This guest post is from Michele Fellows, Director of the IP-specialist recruitment firm Fellows and Associates. She takes us through the results of her firm’s 2019 salary survey, insofar as they relate to diversity, inclusion and mental wellbeing – and explores whether and how the patent and trade mark professions have changed since the 2018 survey, and why that might be.
The 8th annual Fellows and Associates Salary Survey has just been released, with the full results available at www.fellowssurveyresults.com. Once again, we have delved into the frequently unreferenced areas (in salary surveys) of discrimination, sexual harassment and – new for 2019 – mental health issues within the workplace. In this article I’ve taken a look at how these results have changed from those in 2018.
It is always my hope that when it comes to analysing the results we will see huge strides forward being made within the workplace on issues of discrimination, sexual harassment and mental health. Sadly, the difference a year has made, certainly within the framework of our survey, is very little.
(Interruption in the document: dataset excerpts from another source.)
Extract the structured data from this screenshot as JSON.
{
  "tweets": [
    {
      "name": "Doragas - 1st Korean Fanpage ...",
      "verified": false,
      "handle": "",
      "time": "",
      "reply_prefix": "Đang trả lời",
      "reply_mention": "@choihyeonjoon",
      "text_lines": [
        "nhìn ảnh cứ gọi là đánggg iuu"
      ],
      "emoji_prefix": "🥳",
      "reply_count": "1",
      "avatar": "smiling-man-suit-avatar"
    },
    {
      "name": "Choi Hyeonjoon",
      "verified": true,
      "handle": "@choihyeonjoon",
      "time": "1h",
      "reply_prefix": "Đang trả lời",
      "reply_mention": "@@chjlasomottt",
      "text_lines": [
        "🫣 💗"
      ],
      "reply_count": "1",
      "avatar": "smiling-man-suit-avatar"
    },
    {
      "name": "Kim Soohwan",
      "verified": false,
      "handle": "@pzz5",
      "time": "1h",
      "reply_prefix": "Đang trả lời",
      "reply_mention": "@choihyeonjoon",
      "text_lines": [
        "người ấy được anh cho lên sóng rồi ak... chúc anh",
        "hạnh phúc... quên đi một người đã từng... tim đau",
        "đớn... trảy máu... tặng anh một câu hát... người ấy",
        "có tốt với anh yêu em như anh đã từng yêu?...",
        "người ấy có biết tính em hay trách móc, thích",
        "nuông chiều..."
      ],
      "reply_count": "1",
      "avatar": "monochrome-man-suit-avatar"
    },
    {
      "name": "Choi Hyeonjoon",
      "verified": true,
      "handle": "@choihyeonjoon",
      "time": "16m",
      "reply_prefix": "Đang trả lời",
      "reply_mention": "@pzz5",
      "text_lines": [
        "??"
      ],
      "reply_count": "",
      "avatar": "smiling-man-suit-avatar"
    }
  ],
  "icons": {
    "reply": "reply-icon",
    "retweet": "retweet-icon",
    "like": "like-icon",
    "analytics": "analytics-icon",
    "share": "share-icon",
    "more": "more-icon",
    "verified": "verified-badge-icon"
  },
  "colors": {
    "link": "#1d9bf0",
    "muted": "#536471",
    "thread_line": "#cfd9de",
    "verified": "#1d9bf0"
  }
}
Despite the efforts by organisations such as IP Inclusive to raise awareness across the industry through regular discussions and workshops, we are yet to see the needle move when it comes to an individual’s perception of these matters.
Experiences of discrimination at work, whether directed at one’s self, another or both, are on the rise (2019: 31% vs 2018: 28%).
A far larger proportion of women and those identifying as non-binary continue to feel that this discrimination is directed at themselves compared to the number of men. When it’s witnessed, a far larger proportion of men saw others being discriminated against.
When we look at the different types of discrimination experienced, what occurs most frequently differs significantly depending on whether it is being experienced directed at one’s self or another. The table below puts the level of discrimination in order of reported incidents in the survey, with the lower number being the most reported.
Reported sexual harassment, within our survey, has increased by 20% (2019: 12% vs 2018: 10%) with more having witnessed this directed at another (58%) versus having experienced it themselves (42%). Is this because respondents feel more ready to reveal they have seen this directed at another rather than admit they have been a target themselves?
From the graph above it appears that discrimination is more prevalent as one progresses through their career. Again, is this the case or are those in more senior positions simply no longer willing to accept this as part of the job culture?
Whilst these increases may be considered relatively small (a 20% increase, yes, but 20% of a low base level) it is a concerning research outcome. Is this a sign that firms are perhaps not as progressive as might reasonably be thought or with more of a spotlight on such issues are employees feeling more empowered to reveal their concerns?
This year we added a question on mental health and the perception of employer awareness and support around these issues.
Almost half of employers are aware of mental health issues (47% either aware or highly aware) but this drops by 17% when considering how supportive companies are to those with mental health issues (41% either supportive or highly supportive).
My aim each year is to report on what we find and hopefully provide an objective view point. I do hope that, in time, this section of the report becomes redundant and can be removed. For the moment, however, I think it is fair to say that there is more work to be done and initiatives such as IP Inclusive are truly needed.
Fellows and Associates
Our thanks to Michele and her colleagues for continuing to address these difficult topics in their annual surveys, to share their findings and to support IP Inclusive’s objectives.